Not at all a demonstrative girl naturally; not ready with her tears, not liberal with her caresses, not fluent in her talk, Eunice was affected by my proposal in a manner wonderful to see. She suddenly developed into an excitable person—I declare she kissed me. “Oh,” she burst out, “how clever you are! The very thing to write about; I’ll do it directly.”

She really did it directly; without once stopping to consider, without once waiting to ask my advice. Line after line, I heard her noisy pen hurrying to the bottom of a first page, and getting three-parts of the way toward the end of a second page, before she closed her diary. I reminded her that she had not turned the key, in the lock which was intended to keep her writing private.

“It’s not worth while,” she answered. “Anybody who cares to do it may read what I write. Good-night.”

The singular change which I had noticed in her began to disappear, when she set about her preparations for bed. I noticed the old easy indolent movements again, and that regular and deliberate method of brushing her hair, which I can never contemplate without feeling a stupefying influence that has helped me to many a delicious night’s sleep. She said her prayers in her favorite corner of the room, and laid her head on the pillow with the luxurious little sigh which announces that she is falling asleep. This reappearance of her usual habits was really a relief to me. Eunice in a state of excitement is Eunice exhibiting an unnatural spectacle.

The next thing I did was to take the liberty which she had already sanctioned—I mean the liberty of reading what she had written. Here it is, copied exactly:

“I am not half so fond of anybody as I am of papa. He is always kind, he is always right. I love him, I love him, I love him.

“But this is not how I meant to begin. I must tell how he talked to us; I wish he was here to tell it himself.

“He said to me: ‘You are getting lazier than ever, Eunice.’ He said to Helena: ‘You are feeling the influence of Eunice’s example.’ He said to both of us: ‘You are too ready, my dear children, to sit with your hands on your laps, looking at nothing and thinking of nothing; I want to try a new way of employing your leisure time.’

“He opened a parcel on the table. He made each of us a present of a beautiful book, called ‘Journal.’ He said: ‘When you have nothing to do, my dears, in the evening, employ yourselves in keeping a diary of the events of the day. It will be a useful record in many ways, and a good moral discipline for young girls.’ Helena said: ‘Oh, thank you!’ I said the same, but not so cheerfully.

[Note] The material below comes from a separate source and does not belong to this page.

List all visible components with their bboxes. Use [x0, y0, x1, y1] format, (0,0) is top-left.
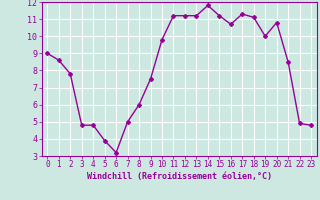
X-axis label: Windchill (Refroidissement éolien,°C): Windchill (Refroidissement éolien,°C) — [87, 172, 272, 181]
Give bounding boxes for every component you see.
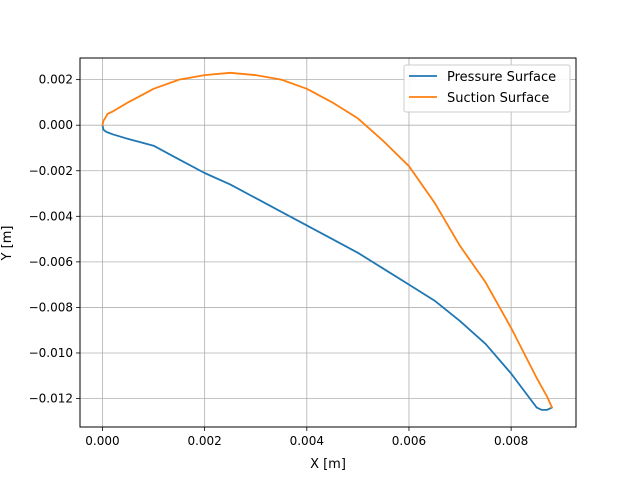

“The truth is, I feel out of spirits now if I think of papa; I am not easy in my mind about him. When he is very much interested, there is a quivering in his face which I don’t remember in past times. He seems to have got older and thinner, all on a sudden. He shouts (which he never used to do) when he threatens sinners at sermon-time. Being in dreadful earnest about our souls, he is of course obliged to speak of the devil; but he never used to hit the harmless pulpit cushion with his fist as he does now. Nobody seems to have seen these things but me; and now I have noticed them what ought I to do? I don’t know; I am certain of nothing, except what I have put in at the top of page one: I love him, I love him, I love him.”